As cooperativas coletam papelão, plástico, metais, eletrônicos e óleo de cozinha usado de condomínio e empresas parceiras, mas algumas delas pararam de funcionar durante a pandemia, fazendo que o montante mensal reunido pela Camapet caísse de 120 toneladas para 80 toneladas. Recentemente, os catadores associados de Salvador começaram a recolher vidro também, pois antes estavam sem comprador para o material.

Com o volume anterior à Covid-19 era possível garantir um salário mínimo mensal, mas agora o valor tem variado entre 700 e 800 reais. A emergência sanitária também gerou dificuldades para que alguns parceiros que destinavam seus recicláveis para a Camapet bancassem o custo de deslocamento, necessário para viabilizar financeiramente a coleta dos recicláveis nas empresas e condomínios.

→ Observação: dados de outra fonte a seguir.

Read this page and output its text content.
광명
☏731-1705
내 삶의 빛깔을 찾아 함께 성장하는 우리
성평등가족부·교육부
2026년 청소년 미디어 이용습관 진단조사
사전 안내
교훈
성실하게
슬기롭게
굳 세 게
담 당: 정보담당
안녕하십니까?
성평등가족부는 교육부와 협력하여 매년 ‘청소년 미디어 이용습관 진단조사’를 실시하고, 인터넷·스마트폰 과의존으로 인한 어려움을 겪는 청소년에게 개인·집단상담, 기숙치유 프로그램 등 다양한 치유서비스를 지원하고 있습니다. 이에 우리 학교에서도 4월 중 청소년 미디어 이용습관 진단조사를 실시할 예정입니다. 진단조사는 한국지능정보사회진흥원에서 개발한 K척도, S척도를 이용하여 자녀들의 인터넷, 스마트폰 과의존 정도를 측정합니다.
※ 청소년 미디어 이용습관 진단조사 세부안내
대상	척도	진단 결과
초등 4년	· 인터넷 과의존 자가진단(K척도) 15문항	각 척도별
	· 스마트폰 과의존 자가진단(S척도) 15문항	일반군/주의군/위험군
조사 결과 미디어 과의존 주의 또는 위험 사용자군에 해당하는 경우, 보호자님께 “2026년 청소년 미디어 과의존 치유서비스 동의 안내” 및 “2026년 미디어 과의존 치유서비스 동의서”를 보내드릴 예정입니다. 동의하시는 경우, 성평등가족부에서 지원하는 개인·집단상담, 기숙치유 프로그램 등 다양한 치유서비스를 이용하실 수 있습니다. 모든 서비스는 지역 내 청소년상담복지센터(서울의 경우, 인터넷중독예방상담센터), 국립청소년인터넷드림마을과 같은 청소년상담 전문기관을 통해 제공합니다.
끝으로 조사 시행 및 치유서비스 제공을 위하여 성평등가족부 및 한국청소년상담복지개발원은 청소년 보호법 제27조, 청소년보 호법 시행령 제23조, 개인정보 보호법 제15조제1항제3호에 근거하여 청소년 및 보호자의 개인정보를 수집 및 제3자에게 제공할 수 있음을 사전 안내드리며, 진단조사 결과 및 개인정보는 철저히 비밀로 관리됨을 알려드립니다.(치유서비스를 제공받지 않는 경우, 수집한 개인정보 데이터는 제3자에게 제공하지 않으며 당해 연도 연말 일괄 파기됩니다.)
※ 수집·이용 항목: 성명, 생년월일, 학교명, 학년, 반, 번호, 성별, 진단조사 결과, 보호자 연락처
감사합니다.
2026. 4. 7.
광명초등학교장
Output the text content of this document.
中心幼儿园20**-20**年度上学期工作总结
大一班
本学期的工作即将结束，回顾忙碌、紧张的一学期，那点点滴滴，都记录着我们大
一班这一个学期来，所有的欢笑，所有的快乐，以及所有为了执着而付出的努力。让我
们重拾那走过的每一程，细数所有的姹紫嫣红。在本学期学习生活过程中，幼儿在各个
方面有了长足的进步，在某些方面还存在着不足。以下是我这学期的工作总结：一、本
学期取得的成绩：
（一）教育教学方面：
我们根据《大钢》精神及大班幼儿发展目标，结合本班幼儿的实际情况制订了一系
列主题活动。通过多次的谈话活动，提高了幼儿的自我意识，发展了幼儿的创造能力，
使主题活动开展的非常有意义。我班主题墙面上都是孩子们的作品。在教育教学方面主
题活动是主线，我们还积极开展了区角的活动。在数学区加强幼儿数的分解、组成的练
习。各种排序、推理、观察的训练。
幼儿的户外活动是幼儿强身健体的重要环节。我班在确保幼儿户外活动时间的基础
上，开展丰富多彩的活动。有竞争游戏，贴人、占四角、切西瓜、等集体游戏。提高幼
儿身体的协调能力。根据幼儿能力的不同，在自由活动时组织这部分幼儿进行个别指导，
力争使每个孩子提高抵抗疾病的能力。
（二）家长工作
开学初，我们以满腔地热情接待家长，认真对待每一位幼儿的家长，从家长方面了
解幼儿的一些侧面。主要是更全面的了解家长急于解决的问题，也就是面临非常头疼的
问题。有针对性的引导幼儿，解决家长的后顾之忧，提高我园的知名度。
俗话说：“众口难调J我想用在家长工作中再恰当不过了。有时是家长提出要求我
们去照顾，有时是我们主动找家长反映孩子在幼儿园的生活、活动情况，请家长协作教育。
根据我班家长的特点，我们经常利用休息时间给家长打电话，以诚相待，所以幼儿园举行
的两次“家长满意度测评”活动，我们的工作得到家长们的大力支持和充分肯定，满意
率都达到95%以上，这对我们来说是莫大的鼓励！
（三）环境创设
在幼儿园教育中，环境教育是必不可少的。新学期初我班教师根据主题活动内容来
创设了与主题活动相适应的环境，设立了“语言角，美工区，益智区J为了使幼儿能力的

Coordenador da Cooperes, Elias Pires dos Santos reforça a necessidade de maior apoio. “Falta um galpão, trabalhamos praticamente a céu aberto, falta equipamento adequado, como empilhadeira, máquina para fazer fardo, para prensar o material. Nós só temos um caminhão, deveria ter três. Tem a manutenção que fica praticamente por nossa conta, o diesel, que está caro, os impostos, que são caros…”, elenca.

“As cooperativas deviam ser contratadas pelo poder público porque os resíduos em si não pagam os custos da logística, da mão de obra, para uma cooperativa sobreviver tem de ter parceria com a sociedade organizada e o poder público”, defende Santos.

Atualmente, a Cooperes coleta de 25 a 30 toneladas mês de recicláveis. Questionada sobre o volume total de lixo coletado em Salvador, a Limpurb não deu retorno até o fechamento desta edição.

Gestão compartilhada

Coordenador de Meio Ambiente da Universidade Federal da Bahia (Ufba) e professor do Instituto de Geociências, Antônio Lobo cita a inserção das cooperativas como instrumento do Sistema Nacional de Resíduos Sólidos, um desdobramento da Lei 12.305. A partir da gestão compartilhada facilitada pelo Sistema, a Ufba implantou um programa interno de coleta de recicláveis que destina cerca de 50 toneladas por ano a cooperativas parceiras.

À frente da pasta responsável pelas iniciativas de coleta seletiva em Salvador, Marcelle Moraes, secretária de Sustentabilidade, Renovação e Resiliência, diz que “em breve” uma cooperativa será contratada pelo Município, por meio do projeto Mané Dendê. A ser escolhida após chamamento público, a cooperativa selecionada deve receber um galpão, EPIs e cursos.

Atualmente, segundo Marcelle, cooperativas parceiras recebem os materiais recicláveis coletados nas dez Casas Soma em funcionamento na cidade, sem nenhuma outra contrapartida. Entre janeiro e julho deste ano, a população entregou um total de 472 toneladas de resíduos nas unidades do projeto.